Just because 2014 is over, doesn't mean you can't make moves to lower the taxes you'll owe for 2014. So, here are three things you can still do now -- before filing your 2014 return -- that can lower your taxes even more.
Contribute to a self-employed retirement plan
If you're self-employed and have already set up your own retirement plan, you can take a deduction for contributions to these plans, as long as you make the contribution before you file. This deduction is super-valuable because it's claimed as an adjustment to income on line 28 on the front of form 1040.
I've written many times that my favorite type of retirement plan is the Self-Employed 401(k) profit-sharing plan, which allows the self-employed to make contributions both as an employer and as an employee, allowing contributions that can shelter over a third, or more, of your taxable self-employment income.
The catch is that you had to have established the SE 401(k) plan and account before year-end.
Contribute to an IRA
If you're not covered by a retirement plan of your own, or by an employer plan, you can still save for retirement by opening and making a contribution to an IRA. You have until April 15 to open an IRA and make a contribution to it that you can claim as a deduction on your 2014 tax return.
Check the rules for deductible IRA contributions, and if you qualify, you can claim your IRA contribution as an adjustment to income, which lowers your taxes and can increase other tax credits you may qualify for.
If you use a tax preparation program like TurboTax online, it's super-easy to model your tax return both with and without the deductible IRA contribution, which lets you see how much you can save from this strategy.

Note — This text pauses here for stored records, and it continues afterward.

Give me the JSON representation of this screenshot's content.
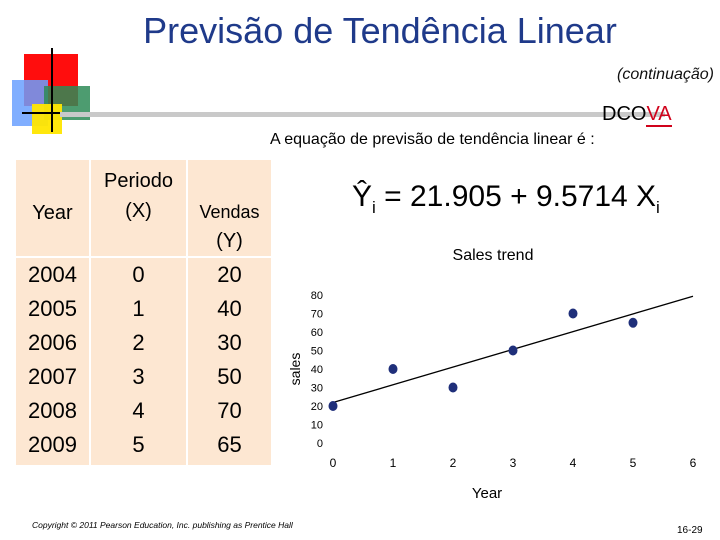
{
  "slide": {
    "title": "Previsão de Tendência Linear",
    "subtitle": "(continuação)",
    "dcova_prefix": "DCO",
    "dcova_suffix": "VA",
    "equation_label": "A equação de previsão de tendência linear é :",
    "equation": {
      "lhs": "Ŷ",
      "lhs_sub": "i",
      "eq": "= 21.905 + 9.5714 X",
      "rhs_sub": "i"
    },
    "copyright": "Copyright © 2011 Pearson Education, Inc. publishing as Prentice Hall",
    "page_number": "16-29"
  },
  "table": {
    "headers": {
      "year": "Year",
      "periodo": "Periodo",
      "x": "(X)",
      "vendas": "Vendas",
      "y": "(Y)"
    },
    "years": [
      "2004",
      "2005",
      "2006",
      "2007",
      "2008",
      "2009"
    ],
    "x": [
      "0",
      "1",
      "2",
      "3",
      "4",
      "5"
    ],
    "y": [
      "20",
      "40",
      "30",
      "50",
      "70",
      "65"
    ]
  },
  "chart_data": {
    "type": "scatter",
    "title": "Sales trend",
    "xlabel": "Year",
    "ylabel": "sales",
    "x": [
      0,
      1,
      2,
      3,
      4,
      5
    ],
    "y": [
      20,
      40,
      30,
      50,
      70,
      65
    ],
    "xlim": [
      0,
      6
    ],
    "ylim": [
      0,
      80
    ],
    "xticks": [
      "0",
      "1",
      "2",
      "3",
      "4",
      "5",
      "6"
    ],
    "yticks": [
      "0",
      "10",
      "20",
      "30",
      "40",
      "50",
      "60",
      "70",
      "80"
    ],
    "trendline": {
      "intercept": 21.905,
      "slope": 9.5714
    },
    "grid": false,
    "point_color": "#1f2f7a"
  }
}
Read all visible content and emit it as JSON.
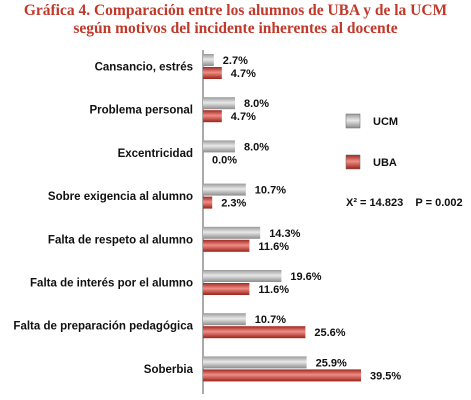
{
  "title_line1": "Gráfica 4. Comparación entre los alumnos de UBA y de la UCM",
  "title_line2": "según motivos del incidente inherentes al docente",
  "stat_text": "X² = 14.823    P = 0.002",
  "colors": {
    "UCM": "#b8b8b8",
    "UBA": "#c9443c",
    "title": "#c0392b"
  },
  "chart_data": {
    "type": "bar",
    "orientation": "horizontal",
    "title": "Gráfica 4. Comparación entre los alumnos de UBA y de la UCM según motivos del incidente inherentes al docente",
    "categories": [
      "Cansancio, estrés",
      "Problema personal",
      "Excentricidad",
      "Sobre exigencia al alumno",
      "Falta de respeto al alumno",
      "Falta de interés por el alumno",
      "Falta de preparación pedagógica",
      "Soberbia"
    ],
    "series": [
      {
        "name": "UCM",
        "values": [
          2.7,
          8.0,
          8.0,
          10.7,
          14.3,
          19.6,
          10.7,
          25.9
        ],
        "labels": [
          "2.7%",
          "8.0%",
          "8.0%",
          "10.7%",
          "14.3%",
          "19.6%",
          "10.7%",
          "25.9%"
        ]
      },
      {
        "name": "UBA",
        "values": [
          4.7,
          4.7,
          0.0,
          2.3,
          11.6,
          11.6,
          25.6,
          39.5
        ],
        "labels": [
          "4.7%",
          "4.7%",
          "0.0%",
          "2.3%",
          "11.6%",
          "11.6%",
          "25.6%",
          "39.5%"
        ]
      }
    ],
    "xlim": [
      0,
      40
    ],
    "legend_position": "right",
    "grid": false
  }
}
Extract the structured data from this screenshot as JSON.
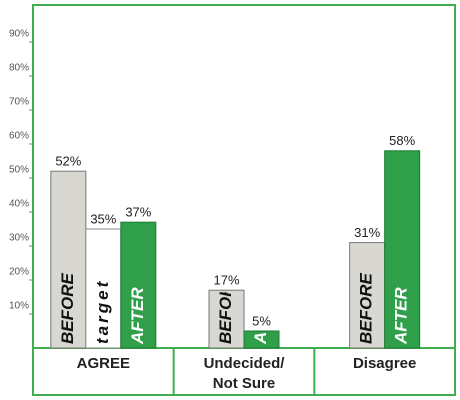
{
  "chart_data": {
    "type": "bar",
    "categories": [
      "AGREE",
      "Undecided/ Not Sure",
      "Disagree"
    ],
    "series": [
      {
        "name": "BEFORE",
        "color": "#d9d7d1",
        "values": [
          52,
          17,
          31
        ],
        "value_labels": [
          "52%",
          "17%",
          "31%"
        ]
      },
      {
        "name": "target",
        "color": "#ffffff",
        "values": [
          35,
          null,
          null
        ],
        "value_labels": [
          "35%",
          null,
          null
        ]
      },
      {
        "name": "AFTER",
        "color": "#2f9f4a",
        "values": [
          37,
          5,
          58
        ],
        "value_labels": [
          "37%",
          "5%",
          "58%"
        ]
      }
    ],
    "ylim": [
      0,
      100
    ],
    "yticks": [
      {
        "value": 10,
        "label": "10%"
      },
      {
        "value": 20,
        "label": "20%"
      },
      {
        "value": 30,
        "label": "30%"
      },
      {
        "value": 40,
        "label": "40%"
      },
      {
        "value": 50,
        "label": "50%"
      },
      {
        "value": 60,
        "label": "60%"
      },
      {
        "value": 70,
        "label": "70%"
      },
      {
        "value": 80,
        "label": "80%"
      },
      {
        "value": 90,
        "label": "90%"
      }
    ],
    "frame_color": "#3fae4f"
  }
}
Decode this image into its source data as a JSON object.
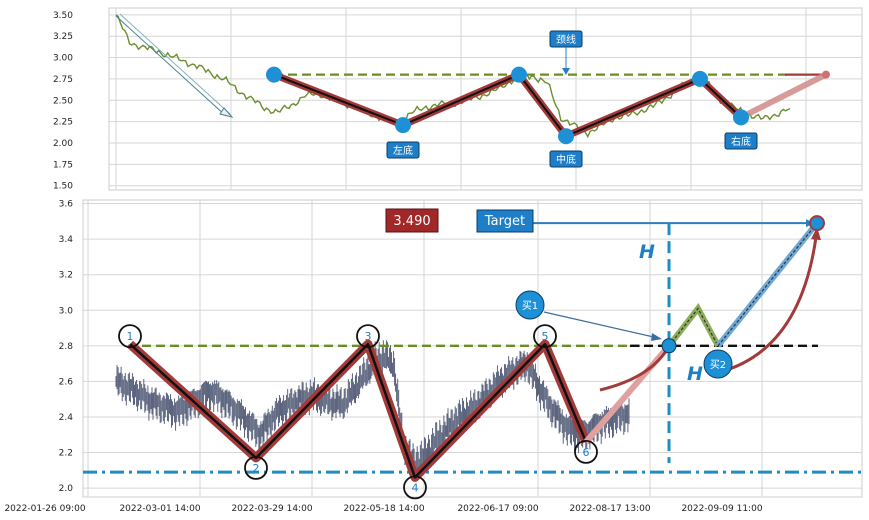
{
  "chart_data": [
    {
      "type": "line",
      "panel": "top",
      "ylim": [
        1.45,
        3.58
      ],
      "yticks": [
        "3.50",
        "3.25",
        "3.00",
        "2.75",
        "2.50",
        "2.25",
        "2.00",
        "1.75",
        "1.50"
      ],
      "ytick_values": [
        3.5,
        3.25,
        3.0,
        2.75,
        2.5,
        2.25,
        2.0,
        1.75,
        1.5
      ],
      "grid": true,
      "price_series": [
        3.5,
        3.18,
        3.12,
        3.08,
        3.02,
        2.96,
        2.9,
        2.82,
        2.75,
        2.62,
        2.52,
        2.41,
        2.36,
        2.44,
        2.55,
        2.58,
        2.52,
        2.46,
        2.4,
        2.33,
        2.28,
        2.24,
        2.36,
        2.42,
        2.45,
        2.46,
        2.5,
        2.55,
        2.6,
        2.7,
        2.79,
        2.78,
        2.7,
        2.3,
        2.2,
        2.12,
        2.2,
        2.3,
        2.32,
        2.38,
        2.44,
        2.55,
        2.66,
        2.74,
        2.68,
        2.48,
        2.4,
        2.33,
        2.28,
        2.34,
        2.4
      ],
      "pattern_points": {
        "names": [
          "left_top",
          "left_bottom",
          "middle_top",
          "middle_bottom",
          "right_top",
          "right_bottom",
          "projection"
        ],
        "y": [
          2.8,
          2.21,
          2.8,
          2.08,
          2.75,
          2.3,
          2.8
        ]
      },
      "neckline": 2.8,
      "annotations": [
        "颈线",
        "左底",
        "中底",
        "右底"
      ]
    },
    {
      "type": "line",
      "panel": "bottom",
      "ylim": [
        1.95,
        3.62
      ],
      "yticks": [
        "3.6",
        "3.4",
        "3.2",
        "3.0",
        "2.8",
        "2.6",
        "2.4",
        "2.2",
        "2.0"
      ],
      "ytick_values": [
        3.6,
        3.4,
        3.2,
        3.0,
        2.8,
        2.6,
        2.4,
        2.2,
        2.0
      ],
      "xticks": [
        "2022-01-26 09:00",
        "2022-03-01 14:00",
        "2022-03-29 14:00",
        "2022-05-18 14:00",
        "2022-06-17 09:00",
        "2022-08-17 13:00",
        "2022-09-09 11:00"
      ],
      "grid": true,
      "price_series": [
        2.6,
        2.57,
        2.54,
        2.5,
        2.47,
        2.45,
        2.43,
        2.46,
        2.5,
        2.54,
        2.52,
        2.47,
        2.42,
        2.36,
        2.3,
        2.38,
        2.44,
        2.47,
        2.5,
        2.52,
        2.5,
        2.48,
        2.47,
        2.54,
        2.62,
        2.7,
        2.74,
        2.7,
        2.22,
        2.14,
        2.18,
        2.26,
        2.32,
        2.38,
        2.42,
        2.46,
        2.52,
        2.58,
        2.63,
        2.67,
        2.7,
        2.58,
        2.48,
        2.4,
        2.33,
        2.3,
        2.32,
        2.36,
        2.38,
        2.4,
        2.42
      ],
      "pivots": {
        "labels": [
          "1",
          "2",
          "3",
          "4",
          "5",
          "6"
        ],
        "y": [
          2.81,
          2.17,
          2.81,
          2.06,
          2.81,
          2.26
        ]
      },
      "neckline": 2.8,
      "support": 2.09,
      "projection": {
        "y": [
          2.26,
          2.8,
          3.01,
          2.8,
          3.49
        ]
      },
      "entry_points": {
        "labels": [
          "买1",
          "买2"
        ],
        "y": [
          2.8,
          2.8
        ]
      },
      "target": 3.49,
      "target_label": "3.490",
      "target_text": "Target",
      "height_label": "H",
      "annotations": [
        "H",
        "H"
      ]
    }
  ],
  "colors": {
    "price": "#6a8e2f",
    "price_bottom": "#4a5470",
    "zigzag_outer": "#a33a3a",
    "zigzag_inner": "#111111",
    "neckline": "#6b8e23",
    "marker": "#1e90d6",
    "support": "#1e8ec0",
    "target_box": "#a02828",
    "label_box": "#1e7fc8",
    "projection_up": "#6ea8d6",
    "projection_mid": "#8cae5a"
  }
}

The contribution limit for IRAs for 2014 is $5,500 for those under age 50. People 50 and older can also make a catch-up contribution of $1,000, for a total IRA contribution of $6,500. These limits apply to traditional IRAs and Roth IRAs.
Contribute to a Health Savings Account
If you enrolled in a high-deductible health insurance plan, you should be contributing to a health savings account, or HSA. This special account allows you to make tax-deductible contributions, which can grow tax-deferred. And withdrawals from an HSA can be completely tax-free when used for qualified medical expenses.
You have until April 15, 2015, to make a contribution to an HSA that you can claim as a deduction on your 2014 tax return. This deduction is also a valuable move because it's claimed as an adjustment to income on line 25 on the front of form 1040. You'll also need to include a completed Form 8889.
The maximum HSA contribution allowed for 2014 is $3,300 for individual coverage and $6,550 for family coverage. If you're 55 or older, you can add an additional $1,000.